The Open Bookshelf

It’s been said that if Jews, Christians and Muslims are “the People of the Book” then Pagans are “the People of Books.”  I certainly fit that description.

I love books.  Not just the sacrament of reading, the joy of learning, and the mystery of stories – I love the books themselves.  I love the feel of their weight in my hands and the texture of the paper on my fingers.  I love that magical smell that paper, ink and glue combine to make.

And I love the way they look when neatly and methodically organized onto shelves.  While one of the greatest benefits of e-readers is that I don’t have to buy more bookshelves, one of the greatest downsides is that I don’t get to buy more bookshelves.  Full bookshelves make me feel wealthy in a way that has little to do with the monetary cost of either the books or the shelves.

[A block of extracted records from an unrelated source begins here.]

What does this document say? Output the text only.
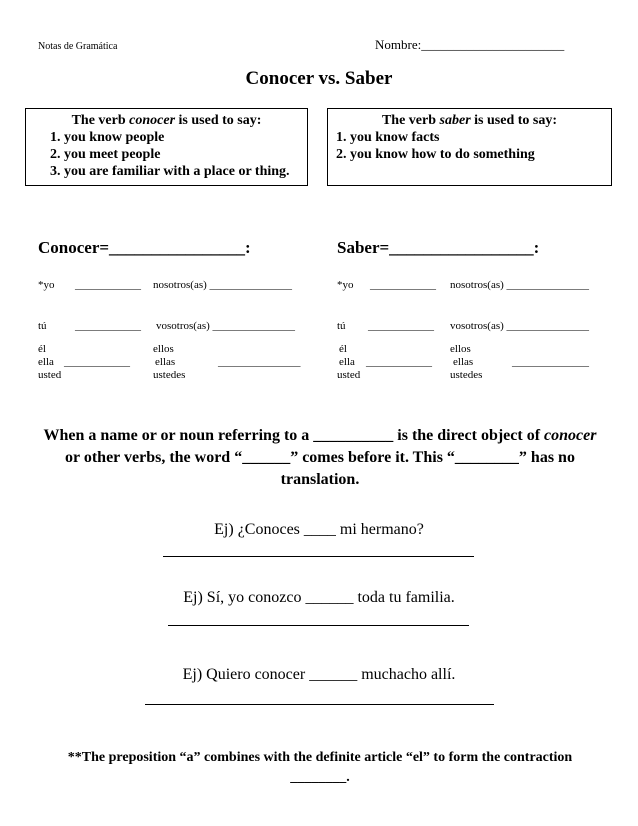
Notas de Gramática	Nombre:______________________
Conocer vs. Saber
The verb conocer is used to say:
1. you know people
2. you meet people
3. you are familiar with a place or thing.
The verb saber is used to say:
1. you know facts
2. you know how to do something
Conocer=________________:
*yo ____________ nosotros(as) _______________
tú	____________ vosotros(as) _______________
él
ella
usted
____________
ellos
ellas
ustedes
_______________
Saber=_________________:
*yo ____________ nosotros(as) _______________
tú ____________ vosotros(as) _______________
él
ella
usted
____________
ellos
ellas
ustedes
______________
When a name or or noun referring to a __________ is the direct object of conocer or other verbs, the word “______” comes before it. This “________” has no translation.
Ej) ¿Conoces ____ mi hermano?
Ej) Sí, yo conozco ______ toda tu familia.
Ej) Quiero conocer ______ muchacho allí.
**The preposition “a” combines with the definite article “el” to form the contraction ________.
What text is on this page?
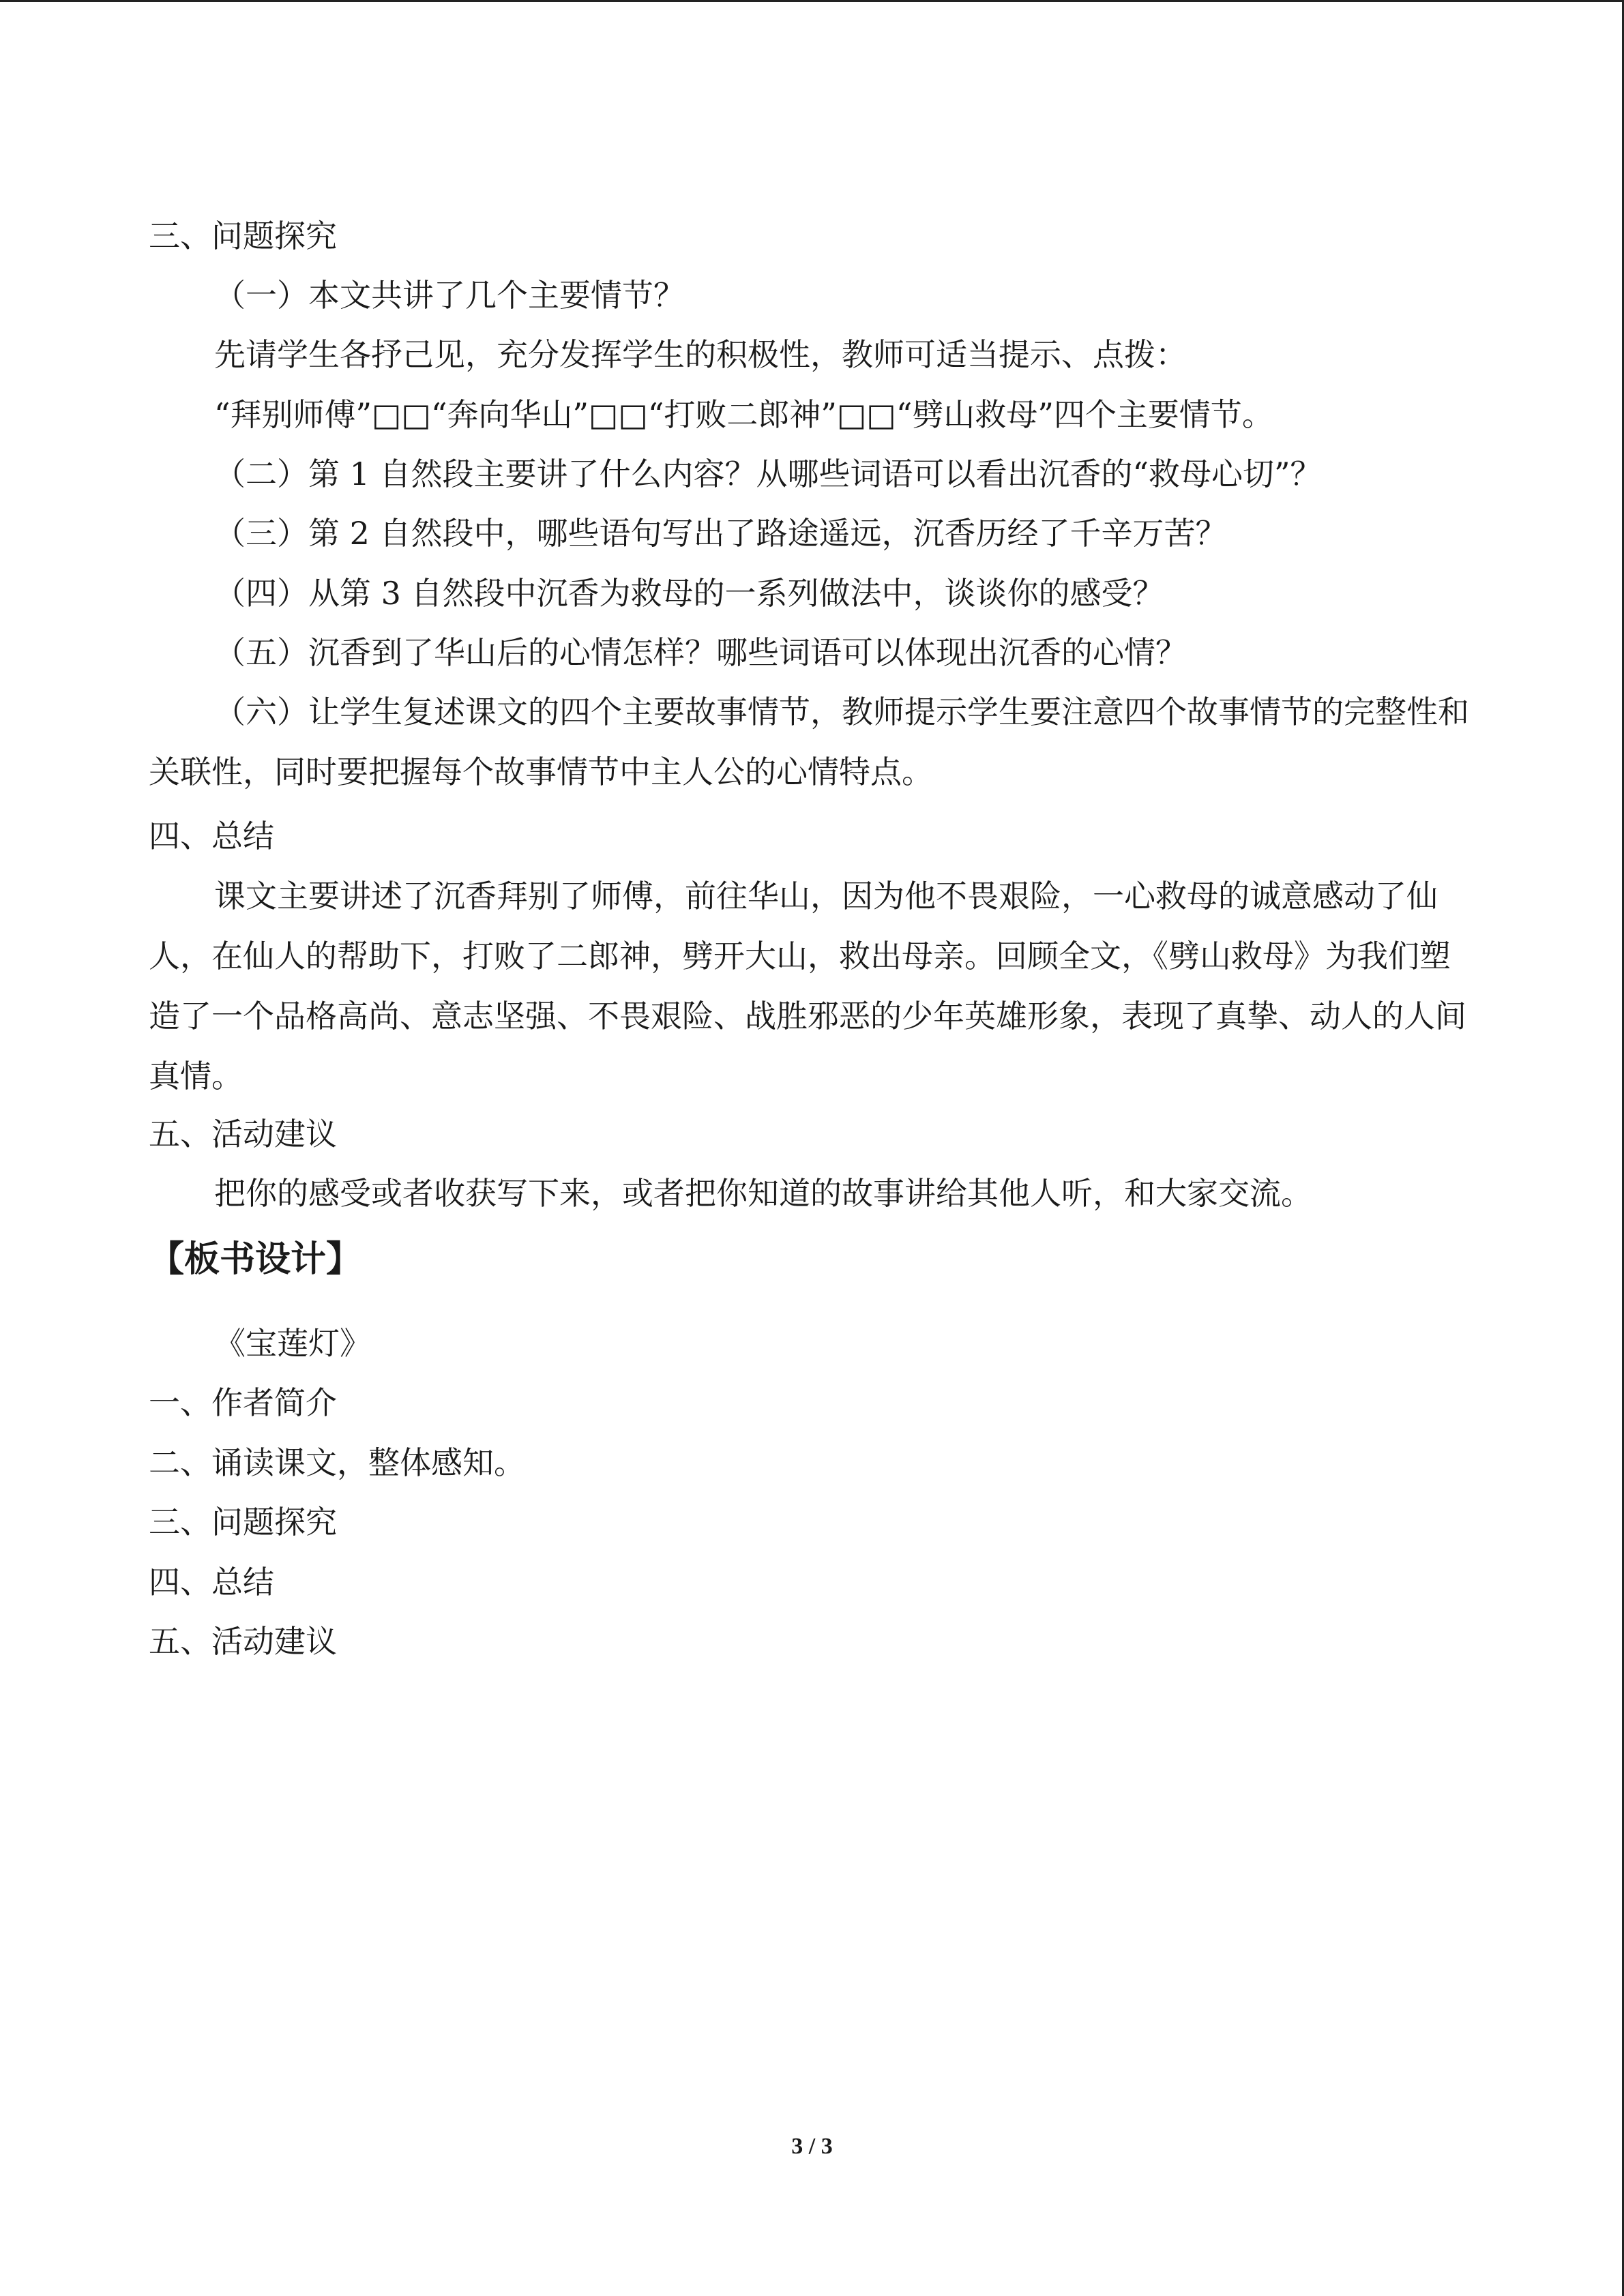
三、问题探究
（一）本文共讲了几个主要情节？
先请学生各抒己见，充分发挥学生的积极性，教师可适当提示、点拨：
“拜别师傅”□□“奔向华山”□□“打败二郎神”□□“劈山救母”四个主要情节。
（二）第 1 自然段主要讲了什么内容？从哪些词语可以看出沉香的“救母心切”？
（三）第 2 自然段中，哪些语句写出了路途遥远，沉香历经了千辛万苦？
（四）从第 3 自然段中沉香为救母的一系列做法中，谈谈你的感受？
（五）沉香到了华山后的心情怎样？哪些词语可以体现出沉香的心情？
（六）让学生复述课文的四个主要故事情节，教师提示学生要注意四个故事情节的完整性和关联性，同时要把握每个故事情节中主人公的心情特点。
四、总结
课文主要讲述了沉香拜别了师傅，前往华山，因为他不畏艰险，一心救母的诚意感动了仙人，在仙人的帮助下，打败了二郎神，劈开大山，救出母亲。回顾全文，《劈山救母》为我们塑造了一个品格高尚、意志坚强、不畏艰险、战胜邪恶的少年英雄形象，表现了真挚、动人的人间真情。
五、活动建议
把你的感受或者收获写下来，或者把你知道的故事讲给其他人听，和大家交流。
【板书设计】
《宝莲灯》
一、作者简介
二、诵读课文，整体感知。
三、问题探究
四、总结
五、活动建议
3 / 3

Beyond my romantic and religious ideas about them, though, books are useful things.  The internet is good for finding information, but books are better for finding knowledge.  Hardly a day goes by that I’m not reaching for this book or that book to refresh my memory, find a quote, dig deeper into a topic or simply to find a resource to recommend to a student or a friend.

But in order for books to be useful you have to be able to find them.  As my bookshelves have filled, I’ve resorted to stacking books in front of books and to shelving new books anywhere they fit.  While I pick up The Druidry Handbook and Earth Prayers so often my hand knows where to reach without looking, most books are filed in a general area:  the Druid shelf or the Hutton books or the recently-read science section.  I can’t tell you how many times in the past few months I’ve reached for a book and it wasn’t where I thought it should be.  Sometimes it took a few seconds of looking to find it; sometimes it took several minutes of searching.  And on two occasions I couldn’t find it at all.  I don’t know if I misplaced them, if loaned them out and they haven’t come back, or if the “good folk” decided to move them for me.

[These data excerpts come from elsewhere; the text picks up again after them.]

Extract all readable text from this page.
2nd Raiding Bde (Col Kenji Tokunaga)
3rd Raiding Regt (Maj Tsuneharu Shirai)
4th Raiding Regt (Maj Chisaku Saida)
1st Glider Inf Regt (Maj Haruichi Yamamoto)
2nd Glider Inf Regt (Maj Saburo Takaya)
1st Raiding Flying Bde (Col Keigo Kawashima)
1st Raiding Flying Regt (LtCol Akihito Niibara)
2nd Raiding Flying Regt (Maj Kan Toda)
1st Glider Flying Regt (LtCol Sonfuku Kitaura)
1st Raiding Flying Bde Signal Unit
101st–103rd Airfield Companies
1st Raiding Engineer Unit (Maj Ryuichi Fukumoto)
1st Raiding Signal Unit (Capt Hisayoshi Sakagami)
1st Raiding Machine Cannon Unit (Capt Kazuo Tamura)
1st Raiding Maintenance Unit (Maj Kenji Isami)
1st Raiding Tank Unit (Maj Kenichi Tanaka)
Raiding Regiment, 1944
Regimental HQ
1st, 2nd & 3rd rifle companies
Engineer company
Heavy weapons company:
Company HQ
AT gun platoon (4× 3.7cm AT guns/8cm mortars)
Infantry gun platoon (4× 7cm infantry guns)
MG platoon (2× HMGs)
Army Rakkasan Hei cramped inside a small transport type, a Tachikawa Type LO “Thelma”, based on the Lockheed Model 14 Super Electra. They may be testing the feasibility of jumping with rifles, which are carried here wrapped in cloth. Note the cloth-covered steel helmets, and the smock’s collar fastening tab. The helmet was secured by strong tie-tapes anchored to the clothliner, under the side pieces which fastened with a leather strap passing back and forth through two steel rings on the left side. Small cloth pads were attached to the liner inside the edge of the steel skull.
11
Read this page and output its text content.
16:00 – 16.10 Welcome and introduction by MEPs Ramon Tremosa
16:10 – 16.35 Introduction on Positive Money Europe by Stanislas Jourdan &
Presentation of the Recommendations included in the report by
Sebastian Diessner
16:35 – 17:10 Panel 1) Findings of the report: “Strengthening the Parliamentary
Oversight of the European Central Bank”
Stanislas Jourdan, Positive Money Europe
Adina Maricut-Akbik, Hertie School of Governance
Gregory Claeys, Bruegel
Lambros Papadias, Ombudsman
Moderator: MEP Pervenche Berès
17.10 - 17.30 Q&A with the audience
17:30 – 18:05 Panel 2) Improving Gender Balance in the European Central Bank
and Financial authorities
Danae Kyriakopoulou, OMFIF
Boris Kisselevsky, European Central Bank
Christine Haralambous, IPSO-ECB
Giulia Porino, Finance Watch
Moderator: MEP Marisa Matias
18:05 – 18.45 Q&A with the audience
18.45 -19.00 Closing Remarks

Too much of a good thing is still too much, and even comfortable clutter has real costs.

Beyond that, the symbolism of a full bookshelf isn’t helpful at a time when I’m trying to make a major step forward in my spiritual life.  A full bookshelf says “I’m complete” and “I’m finished” and perhaps most troubling “I don’t have room for anything more.”

And so over the Labor Day weekend I cleared out clutter and rearranged bookshelves.  I don’t have room for more bookshelves in my office, so I started by getting rid of a bookcase full of VHS tapes in the bedroom.  Those should have been gone a long time ago.  Actually, most of them should never have been bought or recorded in the first place, but that’s another rant for another time.  Getting rid of the tapes let me move a lot of fiction out of my office.  That created enough shelf space to undo the double-stacking and put similar books together.  The accompanying photo shows the most dramatic of the changes, but all my office bookshelves now have space available.

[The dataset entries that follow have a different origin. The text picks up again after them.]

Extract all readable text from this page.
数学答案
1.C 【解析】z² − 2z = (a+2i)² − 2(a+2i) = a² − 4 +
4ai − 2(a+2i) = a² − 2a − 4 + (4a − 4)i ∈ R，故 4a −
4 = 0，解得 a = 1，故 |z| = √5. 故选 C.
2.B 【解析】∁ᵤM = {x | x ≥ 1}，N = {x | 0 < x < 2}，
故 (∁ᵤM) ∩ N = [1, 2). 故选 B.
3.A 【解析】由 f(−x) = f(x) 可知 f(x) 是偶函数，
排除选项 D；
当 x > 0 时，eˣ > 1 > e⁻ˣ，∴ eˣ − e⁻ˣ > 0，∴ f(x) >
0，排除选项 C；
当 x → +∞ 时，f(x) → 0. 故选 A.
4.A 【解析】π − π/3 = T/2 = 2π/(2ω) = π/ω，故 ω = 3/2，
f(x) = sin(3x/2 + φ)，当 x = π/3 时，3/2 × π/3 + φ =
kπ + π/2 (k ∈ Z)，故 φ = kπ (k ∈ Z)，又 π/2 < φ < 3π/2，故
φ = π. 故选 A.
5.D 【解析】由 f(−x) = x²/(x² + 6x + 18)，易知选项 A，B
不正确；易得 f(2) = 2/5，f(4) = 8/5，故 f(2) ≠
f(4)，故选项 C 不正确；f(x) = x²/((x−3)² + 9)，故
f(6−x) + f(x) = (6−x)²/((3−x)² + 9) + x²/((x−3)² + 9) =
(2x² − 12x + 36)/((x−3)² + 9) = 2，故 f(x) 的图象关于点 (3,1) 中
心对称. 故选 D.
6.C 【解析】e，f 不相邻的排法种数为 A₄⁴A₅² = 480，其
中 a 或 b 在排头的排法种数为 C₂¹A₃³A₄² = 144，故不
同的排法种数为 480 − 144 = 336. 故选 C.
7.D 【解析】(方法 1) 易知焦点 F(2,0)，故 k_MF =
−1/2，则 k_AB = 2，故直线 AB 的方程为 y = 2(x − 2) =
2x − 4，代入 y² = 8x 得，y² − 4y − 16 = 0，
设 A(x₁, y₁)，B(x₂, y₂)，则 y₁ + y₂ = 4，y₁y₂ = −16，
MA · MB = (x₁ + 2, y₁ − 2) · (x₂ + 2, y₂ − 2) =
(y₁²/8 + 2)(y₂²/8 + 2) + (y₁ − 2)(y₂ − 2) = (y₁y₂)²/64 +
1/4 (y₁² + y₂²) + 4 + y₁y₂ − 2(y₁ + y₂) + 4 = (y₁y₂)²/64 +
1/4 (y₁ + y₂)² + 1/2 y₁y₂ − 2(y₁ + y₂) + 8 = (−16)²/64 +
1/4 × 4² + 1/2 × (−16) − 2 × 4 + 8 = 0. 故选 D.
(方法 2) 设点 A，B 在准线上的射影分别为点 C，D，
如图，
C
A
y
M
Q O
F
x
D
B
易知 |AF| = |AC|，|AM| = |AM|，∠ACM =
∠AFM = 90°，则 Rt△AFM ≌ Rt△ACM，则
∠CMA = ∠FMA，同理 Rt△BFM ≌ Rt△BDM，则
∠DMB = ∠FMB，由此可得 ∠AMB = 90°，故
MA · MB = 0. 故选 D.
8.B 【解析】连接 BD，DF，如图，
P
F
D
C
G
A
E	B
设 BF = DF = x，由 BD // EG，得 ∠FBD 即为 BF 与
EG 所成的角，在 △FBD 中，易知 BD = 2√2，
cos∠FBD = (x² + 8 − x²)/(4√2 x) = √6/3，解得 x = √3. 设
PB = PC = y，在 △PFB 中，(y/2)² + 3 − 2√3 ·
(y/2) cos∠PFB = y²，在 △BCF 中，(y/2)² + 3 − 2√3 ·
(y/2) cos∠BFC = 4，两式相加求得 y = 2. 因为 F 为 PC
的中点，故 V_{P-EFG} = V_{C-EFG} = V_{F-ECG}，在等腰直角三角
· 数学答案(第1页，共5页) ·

Now I can find things faster.  Now I can browse more effectively.  And now I have room for more.

Some of that open space will be used to shelve the books I need to read in the coming months.  Some will be used for unbookish things that need to be displayed in a prominent place.

And some will be held open as a reminder that learning is never finished.

About John Beckett

I grew up in Tennessee with the woods right outside my back door. Wandering through them gave me a sense of connection to Nature and to a certain Forest God. I’m a Druid graduate of the Order of Bards, Ovates and Druids, the Coordinating Officer of the Denton Covenant of Unitarian Universalist Pagans and a former Vice President of CUUPS Continental. I’ve been writing, speaking, teaching, and leading public rituals for the past eleven years. I live in the Dallas – Fort Worth area and I earn my keep as an engineer.

  • Josh

    Sounds about like my bookshelf; overflowing with stuff that both the wife and I have read, with more in boxes somewhere. Having moved to an e-reader over the past year, I managed find a nice app that will display an organized “bookshelf” for your titles. If anything, it keeps the wife from griping about my books taking up space.

    Unfortunately, despite the convenience, I have found it doesn’t replace the feel of an actual book. There is something about feeling the pages and weight of it. The feel of the binding and the smell of the pages.
    Although I have to admit, I would have rather had an ebook instead of the stone tablet of a book for my insurance licensing courses. But that is a different topic.

  • Tommy Elf

    I actually like my iPad and its electronic library. My big problem is that I tend to read books that do not have eBook versions. And I sincerely doubt that University of Oklahoma Press, University of Kansas Press, and University of Montana Press are going to republish those books in eBook format. But if I have a choice between an eBook version and a paper version – I tend to opt for the eReader version. –T

  • http://www.patheos.com/blogs/allergicpagan/ John H Halstead

    Reorganizing my bookshelves is something I do about 3 or 4 times a year. My wife will walk into the room one day to find piles of books covering every inch of the floor, and she will say, “Oh, so it’s that time again?!” You might even call it part of my spiritual practice. I helps me refocus and re-energize.